Each step sent sharp pains up her leg as she hobbled across
the room. Three low stools sat around the cooking pit, but she forced herself
to stand as she lifted the small iron teapot onto the hook and swung it over
the remains of the fire. The fire looked as if it had died, but as she stirred
it, bright orange embers glowed in the downy white ashes. She added a small log
and a handful of dry leaves. The kindling flamed too quickly to light the log,
but the embers she’d banked against it would eventually catch.
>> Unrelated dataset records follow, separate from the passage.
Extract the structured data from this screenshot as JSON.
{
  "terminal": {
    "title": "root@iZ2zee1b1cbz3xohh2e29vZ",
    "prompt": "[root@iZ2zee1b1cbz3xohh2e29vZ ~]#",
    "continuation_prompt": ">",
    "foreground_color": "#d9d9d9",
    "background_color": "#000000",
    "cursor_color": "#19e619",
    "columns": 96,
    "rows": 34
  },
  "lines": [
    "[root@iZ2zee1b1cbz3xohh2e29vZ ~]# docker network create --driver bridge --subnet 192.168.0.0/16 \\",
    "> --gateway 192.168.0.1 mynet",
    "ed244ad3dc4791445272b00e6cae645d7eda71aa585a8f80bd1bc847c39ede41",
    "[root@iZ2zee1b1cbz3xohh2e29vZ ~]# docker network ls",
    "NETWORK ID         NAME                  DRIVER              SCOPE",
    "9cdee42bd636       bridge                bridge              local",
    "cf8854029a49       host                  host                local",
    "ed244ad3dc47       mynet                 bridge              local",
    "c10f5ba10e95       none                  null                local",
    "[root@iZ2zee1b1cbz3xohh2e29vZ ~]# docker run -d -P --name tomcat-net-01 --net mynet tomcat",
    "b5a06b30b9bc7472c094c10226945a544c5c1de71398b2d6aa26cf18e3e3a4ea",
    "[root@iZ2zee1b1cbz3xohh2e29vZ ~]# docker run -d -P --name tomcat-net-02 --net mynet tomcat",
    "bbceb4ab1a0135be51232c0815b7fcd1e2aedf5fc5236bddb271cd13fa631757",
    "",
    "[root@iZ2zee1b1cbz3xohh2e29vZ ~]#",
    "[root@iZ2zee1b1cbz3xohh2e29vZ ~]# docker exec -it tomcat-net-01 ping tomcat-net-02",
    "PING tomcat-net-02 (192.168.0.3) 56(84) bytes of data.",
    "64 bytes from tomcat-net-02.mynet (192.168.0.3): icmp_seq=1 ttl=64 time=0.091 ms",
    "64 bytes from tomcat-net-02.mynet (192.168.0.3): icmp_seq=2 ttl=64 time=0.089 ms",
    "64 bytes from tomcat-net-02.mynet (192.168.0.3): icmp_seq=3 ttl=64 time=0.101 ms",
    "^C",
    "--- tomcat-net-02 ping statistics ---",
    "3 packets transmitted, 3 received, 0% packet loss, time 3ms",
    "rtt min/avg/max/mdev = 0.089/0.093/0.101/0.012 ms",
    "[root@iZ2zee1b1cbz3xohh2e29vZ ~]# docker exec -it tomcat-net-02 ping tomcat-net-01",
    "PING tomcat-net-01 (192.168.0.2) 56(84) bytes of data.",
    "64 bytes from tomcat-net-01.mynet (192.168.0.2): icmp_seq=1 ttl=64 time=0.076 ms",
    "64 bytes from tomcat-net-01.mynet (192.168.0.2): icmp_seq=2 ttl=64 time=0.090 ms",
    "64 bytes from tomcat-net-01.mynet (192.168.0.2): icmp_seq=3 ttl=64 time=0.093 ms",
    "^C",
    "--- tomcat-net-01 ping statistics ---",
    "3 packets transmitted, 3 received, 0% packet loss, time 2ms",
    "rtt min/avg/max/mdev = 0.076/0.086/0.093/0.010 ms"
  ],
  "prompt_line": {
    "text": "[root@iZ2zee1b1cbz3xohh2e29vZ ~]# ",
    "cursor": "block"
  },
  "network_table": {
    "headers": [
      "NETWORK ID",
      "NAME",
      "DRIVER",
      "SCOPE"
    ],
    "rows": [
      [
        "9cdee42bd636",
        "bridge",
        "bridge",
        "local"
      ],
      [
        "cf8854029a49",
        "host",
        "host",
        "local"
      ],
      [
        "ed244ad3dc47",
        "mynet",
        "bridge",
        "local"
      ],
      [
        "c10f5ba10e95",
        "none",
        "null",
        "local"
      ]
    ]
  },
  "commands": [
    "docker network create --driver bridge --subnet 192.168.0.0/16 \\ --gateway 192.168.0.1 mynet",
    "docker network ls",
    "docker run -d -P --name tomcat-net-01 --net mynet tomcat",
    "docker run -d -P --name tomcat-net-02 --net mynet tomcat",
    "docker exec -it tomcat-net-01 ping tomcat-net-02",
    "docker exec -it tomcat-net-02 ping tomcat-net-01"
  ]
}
There were signs around the shack that hunters had used the
remote shelter despite the green symbols painted around the doorway. They
hadn’t touched her emergency food and water, though. Taboos against violating
the trust of communal shelters were stronger inland than they were near

While she waited for
the water to heat, she went to the doorway and leaned against the threshold.
There were no wood screens over the windows. Rain blown inside by gusts of wind
turned the dirt floor to mud in places. She combed through her knee-length hair
and braided it, even though she planned to hobble to the nearby stream and
bathe as soon as she had the strength. She didn’t consider herself a beautiful
woman – not even particularly alluring, despite the many lovers who
spouted such nonsense words during their love-making – but she had her
vanities. She’d never risk being seen with her hair down as if she were a
child, even in this remote place. And she most certainly wouldn’t let anyone
see her in a wrinkled, filthy sarong.

The shack sat on the north face of Ponong’s mother mountain.
According to legend, at night the bioluminescent jellyfish floating in
mountain’s caldera lake cast green light to the stars, but she’d never seen it.

Curious birds with orange heads and bright green breasts
watched her from nearby trees, their heads swiveling constantly. From the
tracks in the mud and piles of little round black droppings, she guessed a herd
of the diminutive island goats had passed this way only a few days before.
Perhaps the hunters had been after them, but there was no sign of a kill.

Through a break in the trees, QuiTai looked down into the
valley. The wide, shallow river winding between the steep mountain slopes was
as gray as the sky. Sheets of rain pocked the surface of the water. She’d seen
children play in the river before and knew of two small villages along its
banks, but there wasn’t a human to be seen there this morning.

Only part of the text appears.